Monday, July 25, 2005

Notebook

Pulling my cap harder down over my head, I walked into the Notebook Fair.

The reserved susurrous of a thousand notebooks humming filled the air, punctuated by the seemingly spontaneous exchanges between eager students and harried salesmen. Discarded flyers floated to the ground like uninterrupted snowflakes, their purposes fulfilled.

I walked the length of the hall, and finally reached a booth where three laptops, all hailing from competing brands, caught my eye. Oh, what things of beauty they were.

Their LCD screens shone like the faces of innocent youths besotted with love, their glistening keyboards tantalizing to the touch. Their mice, oh their mice, radiant like trailing comets in a midnight sky. Which human heart could bear to resist their temptation, even for a second?

A gruff salesman materialized next to me. "Do you have the money?" His eyes, though impatient, still betrayed an intrinsic kindness worn thin only by the proceedings of this long day.

I laid out the entire contents of my pockets on the counter. Scruffed up dollar notes recently rescued from greedy piggy banks, a few sweets, a yo-yo, a ball of twine.

"This all I have, mister."

As the salesman cautiously prodded my worldly belongings on the counter, a ghost of a grin escaped his serious mask of a face. "Son, which of these notebooks do you have in mind?"

I didn't even need to think. The salesman followed the direction of my pointed finger, and his gaze settled upon an IBM, quietly purring away in a dusty corner.

The surprise draped every word in his reply.
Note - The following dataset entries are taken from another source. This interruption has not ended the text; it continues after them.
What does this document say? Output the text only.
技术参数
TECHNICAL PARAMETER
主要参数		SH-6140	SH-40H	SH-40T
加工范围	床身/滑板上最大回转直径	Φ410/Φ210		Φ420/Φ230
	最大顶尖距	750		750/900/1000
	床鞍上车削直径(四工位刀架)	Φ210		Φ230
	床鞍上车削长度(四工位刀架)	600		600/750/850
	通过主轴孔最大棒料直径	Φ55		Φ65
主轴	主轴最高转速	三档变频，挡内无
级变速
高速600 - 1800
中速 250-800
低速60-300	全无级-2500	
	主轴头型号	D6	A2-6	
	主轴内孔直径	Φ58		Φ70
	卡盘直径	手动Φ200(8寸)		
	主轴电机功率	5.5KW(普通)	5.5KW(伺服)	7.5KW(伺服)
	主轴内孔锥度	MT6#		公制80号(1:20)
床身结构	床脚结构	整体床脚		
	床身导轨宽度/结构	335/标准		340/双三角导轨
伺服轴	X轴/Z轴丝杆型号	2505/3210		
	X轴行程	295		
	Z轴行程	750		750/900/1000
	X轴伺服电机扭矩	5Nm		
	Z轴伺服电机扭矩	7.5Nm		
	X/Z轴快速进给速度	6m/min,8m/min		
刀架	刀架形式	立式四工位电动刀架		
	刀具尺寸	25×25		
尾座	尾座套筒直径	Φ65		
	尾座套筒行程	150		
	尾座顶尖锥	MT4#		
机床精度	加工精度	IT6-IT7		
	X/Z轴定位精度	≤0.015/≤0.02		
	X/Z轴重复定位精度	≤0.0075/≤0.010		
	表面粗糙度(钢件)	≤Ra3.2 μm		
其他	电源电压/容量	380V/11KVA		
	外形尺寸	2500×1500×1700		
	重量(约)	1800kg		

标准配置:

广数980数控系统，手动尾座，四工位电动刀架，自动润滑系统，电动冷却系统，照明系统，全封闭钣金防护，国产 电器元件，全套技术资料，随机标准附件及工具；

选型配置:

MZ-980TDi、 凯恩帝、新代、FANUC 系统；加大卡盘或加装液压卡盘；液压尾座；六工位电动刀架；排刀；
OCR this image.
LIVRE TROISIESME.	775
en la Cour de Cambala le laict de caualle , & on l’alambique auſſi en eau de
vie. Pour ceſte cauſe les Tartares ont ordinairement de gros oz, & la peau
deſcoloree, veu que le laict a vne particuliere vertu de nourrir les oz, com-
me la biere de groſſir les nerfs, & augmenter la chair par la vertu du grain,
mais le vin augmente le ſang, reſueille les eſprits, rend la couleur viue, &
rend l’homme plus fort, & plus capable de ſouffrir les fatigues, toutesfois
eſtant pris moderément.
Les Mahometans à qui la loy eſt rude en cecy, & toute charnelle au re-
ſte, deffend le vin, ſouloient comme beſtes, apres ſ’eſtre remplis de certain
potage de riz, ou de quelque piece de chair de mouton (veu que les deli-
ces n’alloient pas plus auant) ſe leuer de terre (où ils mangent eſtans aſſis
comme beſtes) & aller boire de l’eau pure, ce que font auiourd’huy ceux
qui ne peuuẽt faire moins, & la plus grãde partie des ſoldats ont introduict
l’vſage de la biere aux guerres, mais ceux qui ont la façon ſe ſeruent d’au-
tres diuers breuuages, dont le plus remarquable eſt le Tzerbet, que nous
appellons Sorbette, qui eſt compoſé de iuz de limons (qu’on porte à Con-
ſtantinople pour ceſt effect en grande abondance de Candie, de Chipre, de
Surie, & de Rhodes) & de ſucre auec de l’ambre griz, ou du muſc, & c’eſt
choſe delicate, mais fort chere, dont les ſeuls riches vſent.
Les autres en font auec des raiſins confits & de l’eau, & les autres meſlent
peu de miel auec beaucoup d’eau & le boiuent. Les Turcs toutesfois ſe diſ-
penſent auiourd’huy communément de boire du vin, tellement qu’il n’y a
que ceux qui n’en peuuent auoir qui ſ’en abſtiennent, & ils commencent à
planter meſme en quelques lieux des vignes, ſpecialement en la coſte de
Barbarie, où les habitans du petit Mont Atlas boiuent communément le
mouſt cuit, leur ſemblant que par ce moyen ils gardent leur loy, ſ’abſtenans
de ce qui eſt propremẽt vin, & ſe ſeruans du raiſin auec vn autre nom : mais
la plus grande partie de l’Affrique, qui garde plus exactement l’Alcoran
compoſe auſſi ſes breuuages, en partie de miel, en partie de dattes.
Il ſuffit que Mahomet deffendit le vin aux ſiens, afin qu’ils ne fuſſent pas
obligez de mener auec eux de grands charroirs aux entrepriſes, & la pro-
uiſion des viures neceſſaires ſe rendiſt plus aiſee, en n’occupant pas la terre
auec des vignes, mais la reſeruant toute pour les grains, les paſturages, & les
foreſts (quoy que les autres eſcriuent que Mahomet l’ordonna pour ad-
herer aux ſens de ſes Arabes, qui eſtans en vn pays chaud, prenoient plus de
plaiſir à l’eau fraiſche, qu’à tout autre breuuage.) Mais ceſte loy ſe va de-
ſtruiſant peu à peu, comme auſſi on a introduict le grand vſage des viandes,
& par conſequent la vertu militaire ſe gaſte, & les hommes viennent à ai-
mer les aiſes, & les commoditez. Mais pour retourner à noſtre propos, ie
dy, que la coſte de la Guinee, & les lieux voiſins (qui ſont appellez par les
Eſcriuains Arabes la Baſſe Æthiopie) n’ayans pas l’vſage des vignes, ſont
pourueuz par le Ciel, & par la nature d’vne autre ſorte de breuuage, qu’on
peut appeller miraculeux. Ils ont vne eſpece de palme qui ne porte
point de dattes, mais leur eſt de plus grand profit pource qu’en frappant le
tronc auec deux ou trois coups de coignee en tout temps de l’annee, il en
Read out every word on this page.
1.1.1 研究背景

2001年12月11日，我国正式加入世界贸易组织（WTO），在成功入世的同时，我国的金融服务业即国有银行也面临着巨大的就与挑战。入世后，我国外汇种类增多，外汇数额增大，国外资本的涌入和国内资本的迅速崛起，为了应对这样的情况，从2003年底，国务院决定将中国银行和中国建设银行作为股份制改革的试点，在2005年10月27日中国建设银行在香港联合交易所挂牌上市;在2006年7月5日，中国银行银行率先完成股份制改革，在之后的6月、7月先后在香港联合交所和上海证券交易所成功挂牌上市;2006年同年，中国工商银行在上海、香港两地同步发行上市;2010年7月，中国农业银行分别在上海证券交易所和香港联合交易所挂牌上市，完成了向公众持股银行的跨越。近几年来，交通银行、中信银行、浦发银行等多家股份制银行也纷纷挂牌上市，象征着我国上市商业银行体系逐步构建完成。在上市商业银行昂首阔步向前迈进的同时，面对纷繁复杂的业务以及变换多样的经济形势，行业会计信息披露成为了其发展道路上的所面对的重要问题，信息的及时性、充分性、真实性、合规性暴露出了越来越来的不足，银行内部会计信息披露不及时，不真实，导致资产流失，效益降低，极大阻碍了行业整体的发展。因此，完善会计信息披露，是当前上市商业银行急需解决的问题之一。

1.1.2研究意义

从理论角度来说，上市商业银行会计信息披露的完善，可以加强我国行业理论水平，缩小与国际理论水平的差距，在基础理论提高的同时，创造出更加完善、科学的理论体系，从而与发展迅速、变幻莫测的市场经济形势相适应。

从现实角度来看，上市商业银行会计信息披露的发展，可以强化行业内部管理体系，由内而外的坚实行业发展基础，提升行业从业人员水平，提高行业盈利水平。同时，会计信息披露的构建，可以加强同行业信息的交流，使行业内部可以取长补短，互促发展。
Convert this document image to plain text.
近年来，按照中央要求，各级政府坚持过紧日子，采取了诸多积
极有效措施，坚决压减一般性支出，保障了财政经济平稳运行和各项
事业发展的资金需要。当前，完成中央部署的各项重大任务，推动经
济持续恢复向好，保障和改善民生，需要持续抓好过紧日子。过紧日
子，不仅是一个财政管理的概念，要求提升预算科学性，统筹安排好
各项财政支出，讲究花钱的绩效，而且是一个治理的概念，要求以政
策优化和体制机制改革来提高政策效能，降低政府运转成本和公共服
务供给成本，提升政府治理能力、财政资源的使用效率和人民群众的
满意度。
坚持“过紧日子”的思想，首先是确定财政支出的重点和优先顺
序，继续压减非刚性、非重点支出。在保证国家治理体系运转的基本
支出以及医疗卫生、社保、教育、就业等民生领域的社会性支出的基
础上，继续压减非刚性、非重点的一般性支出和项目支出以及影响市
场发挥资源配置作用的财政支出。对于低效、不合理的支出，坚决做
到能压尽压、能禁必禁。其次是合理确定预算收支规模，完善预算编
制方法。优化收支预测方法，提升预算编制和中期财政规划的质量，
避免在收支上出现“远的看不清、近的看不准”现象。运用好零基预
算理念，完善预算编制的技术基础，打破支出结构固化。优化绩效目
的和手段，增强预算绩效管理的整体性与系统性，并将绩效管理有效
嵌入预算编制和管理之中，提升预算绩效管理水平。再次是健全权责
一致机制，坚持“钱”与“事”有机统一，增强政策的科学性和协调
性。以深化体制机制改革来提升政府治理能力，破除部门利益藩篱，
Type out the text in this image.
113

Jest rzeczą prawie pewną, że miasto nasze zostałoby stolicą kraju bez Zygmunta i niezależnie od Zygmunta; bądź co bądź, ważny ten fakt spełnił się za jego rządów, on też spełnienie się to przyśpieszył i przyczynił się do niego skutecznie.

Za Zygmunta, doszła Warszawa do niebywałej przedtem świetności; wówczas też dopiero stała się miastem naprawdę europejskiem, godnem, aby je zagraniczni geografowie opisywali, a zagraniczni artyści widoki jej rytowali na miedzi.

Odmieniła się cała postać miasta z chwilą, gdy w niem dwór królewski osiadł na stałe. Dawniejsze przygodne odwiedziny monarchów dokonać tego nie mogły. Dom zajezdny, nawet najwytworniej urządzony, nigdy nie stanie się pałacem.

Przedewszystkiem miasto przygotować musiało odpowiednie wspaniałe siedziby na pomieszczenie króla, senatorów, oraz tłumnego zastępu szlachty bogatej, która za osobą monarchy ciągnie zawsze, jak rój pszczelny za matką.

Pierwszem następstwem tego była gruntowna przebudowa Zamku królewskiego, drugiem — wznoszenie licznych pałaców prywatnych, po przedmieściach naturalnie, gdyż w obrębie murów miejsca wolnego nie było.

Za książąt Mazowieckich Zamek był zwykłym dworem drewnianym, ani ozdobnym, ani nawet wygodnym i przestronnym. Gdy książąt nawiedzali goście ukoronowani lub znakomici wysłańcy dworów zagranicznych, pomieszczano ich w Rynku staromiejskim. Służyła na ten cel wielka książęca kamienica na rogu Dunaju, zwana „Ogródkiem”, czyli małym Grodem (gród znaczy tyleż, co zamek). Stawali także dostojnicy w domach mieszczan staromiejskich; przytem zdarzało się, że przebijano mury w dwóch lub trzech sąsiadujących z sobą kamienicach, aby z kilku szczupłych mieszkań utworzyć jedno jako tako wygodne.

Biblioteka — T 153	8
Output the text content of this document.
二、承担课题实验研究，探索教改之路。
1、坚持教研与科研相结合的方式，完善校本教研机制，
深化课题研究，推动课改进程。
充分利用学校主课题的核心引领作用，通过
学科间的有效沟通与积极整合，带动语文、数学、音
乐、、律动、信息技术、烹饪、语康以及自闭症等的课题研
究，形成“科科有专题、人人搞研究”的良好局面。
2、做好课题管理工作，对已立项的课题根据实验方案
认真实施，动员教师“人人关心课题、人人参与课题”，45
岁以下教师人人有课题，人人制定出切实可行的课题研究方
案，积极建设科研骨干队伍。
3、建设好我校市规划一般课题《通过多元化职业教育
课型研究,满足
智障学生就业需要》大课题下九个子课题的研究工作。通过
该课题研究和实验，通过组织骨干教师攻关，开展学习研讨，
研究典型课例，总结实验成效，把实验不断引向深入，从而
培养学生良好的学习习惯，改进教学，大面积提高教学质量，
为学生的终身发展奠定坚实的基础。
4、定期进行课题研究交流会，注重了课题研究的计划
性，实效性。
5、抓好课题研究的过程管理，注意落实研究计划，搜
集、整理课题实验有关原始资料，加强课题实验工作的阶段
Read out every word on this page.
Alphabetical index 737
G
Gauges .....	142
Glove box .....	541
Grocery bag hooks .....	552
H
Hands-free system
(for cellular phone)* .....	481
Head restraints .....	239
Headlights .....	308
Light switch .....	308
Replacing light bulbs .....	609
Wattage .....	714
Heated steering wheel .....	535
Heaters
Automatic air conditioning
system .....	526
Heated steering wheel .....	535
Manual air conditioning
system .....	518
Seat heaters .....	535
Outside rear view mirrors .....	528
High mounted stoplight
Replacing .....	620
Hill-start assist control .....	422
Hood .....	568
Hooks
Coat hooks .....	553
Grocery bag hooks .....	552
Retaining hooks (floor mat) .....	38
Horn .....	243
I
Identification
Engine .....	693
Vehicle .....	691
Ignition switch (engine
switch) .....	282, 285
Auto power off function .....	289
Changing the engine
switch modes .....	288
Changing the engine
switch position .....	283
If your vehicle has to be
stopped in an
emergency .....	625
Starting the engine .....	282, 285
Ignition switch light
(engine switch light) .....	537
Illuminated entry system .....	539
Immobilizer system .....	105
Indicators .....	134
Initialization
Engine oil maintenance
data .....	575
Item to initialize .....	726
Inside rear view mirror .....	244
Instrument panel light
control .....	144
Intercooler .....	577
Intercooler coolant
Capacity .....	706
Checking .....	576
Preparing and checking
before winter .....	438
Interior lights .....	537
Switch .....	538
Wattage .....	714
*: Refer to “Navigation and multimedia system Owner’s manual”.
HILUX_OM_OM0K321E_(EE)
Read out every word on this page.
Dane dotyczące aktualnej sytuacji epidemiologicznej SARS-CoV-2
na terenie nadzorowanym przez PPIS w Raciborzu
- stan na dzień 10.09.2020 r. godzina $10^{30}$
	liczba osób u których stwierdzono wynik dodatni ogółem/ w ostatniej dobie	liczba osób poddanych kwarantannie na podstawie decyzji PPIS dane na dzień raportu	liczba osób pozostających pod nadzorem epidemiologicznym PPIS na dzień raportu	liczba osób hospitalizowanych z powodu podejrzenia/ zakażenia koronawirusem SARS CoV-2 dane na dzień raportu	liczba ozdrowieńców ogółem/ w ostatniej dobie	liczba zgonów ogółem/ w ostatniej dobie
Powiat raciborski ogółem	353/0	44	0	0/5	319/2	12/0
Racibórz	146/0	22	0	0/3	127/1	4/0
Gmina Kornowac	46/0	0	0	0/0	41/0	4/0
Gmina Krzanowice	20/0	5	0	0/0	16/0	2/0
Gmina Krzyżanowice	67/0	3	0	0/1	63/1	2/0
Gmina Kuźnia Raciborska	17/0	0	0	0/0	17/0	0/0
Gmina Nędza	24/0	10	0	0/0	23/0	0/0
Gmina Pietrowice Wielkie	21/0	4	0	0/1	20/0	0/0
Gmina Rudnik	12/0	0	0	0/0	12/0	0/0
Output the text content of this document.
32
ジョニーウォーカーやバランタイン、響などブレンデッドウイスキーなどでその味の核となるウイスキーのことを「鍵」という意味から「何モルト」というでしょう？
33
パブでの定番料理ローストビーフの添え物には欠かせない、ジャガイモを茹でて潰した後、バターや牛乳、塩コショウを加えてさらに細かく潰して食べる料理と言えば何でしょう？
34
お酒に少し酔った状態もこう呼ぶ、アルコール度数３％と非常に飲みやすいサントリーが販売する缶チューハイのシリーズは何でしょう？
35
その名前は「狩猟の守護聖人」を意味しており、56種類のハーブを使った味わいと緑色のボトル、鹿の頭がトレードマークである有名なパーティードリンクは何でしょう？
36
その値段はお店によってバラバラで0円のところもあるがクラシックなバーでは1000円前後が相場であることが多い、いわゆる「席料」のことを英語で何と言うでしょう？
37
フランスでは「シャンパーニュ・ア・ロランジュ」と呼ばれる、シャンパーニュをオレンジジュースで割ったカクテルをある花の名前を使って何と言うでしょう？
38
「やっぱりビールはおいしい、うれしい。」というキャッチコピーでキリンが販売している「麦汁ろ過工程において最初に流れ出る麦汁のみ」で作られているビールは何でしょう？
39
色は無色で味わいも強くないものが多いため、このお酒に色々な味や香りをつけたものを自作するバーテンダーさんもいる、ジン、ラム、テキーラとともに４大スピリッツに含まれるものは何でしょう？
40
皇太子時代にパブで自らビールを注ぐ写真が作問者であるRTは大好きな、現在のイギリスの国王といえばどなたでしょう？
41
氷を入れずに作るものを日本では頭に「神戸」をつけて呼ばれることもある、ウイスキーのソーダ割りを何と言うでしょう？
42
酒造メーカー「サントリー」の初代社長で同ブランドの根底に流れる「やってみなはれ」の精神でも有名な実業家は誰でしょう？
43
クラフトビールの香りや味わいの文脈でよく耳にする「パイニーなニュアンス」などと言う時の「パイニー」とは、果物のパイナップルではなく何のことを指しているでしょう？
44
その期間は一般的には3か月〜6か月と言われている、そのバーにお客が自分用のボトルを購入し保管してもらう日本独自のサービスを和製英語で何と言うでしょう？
"Son, no, you don't want that one. No, that notebook is ugly. If you'll notice he's got a poor exterior design, and hardly looks as good as the others. He'll never be able to indulge in the world's beauty with you."

I smiled, and removed my cap from my head, revealing the lines of stitches across my face where the plastic surgeons fought valiantly in vain.

Where the hand of man could not interfere, to make my features less prone to frighten little children, stainless steel plates had been grafted onto my skin.

"Trust me, mister. I want that notebook in the corner."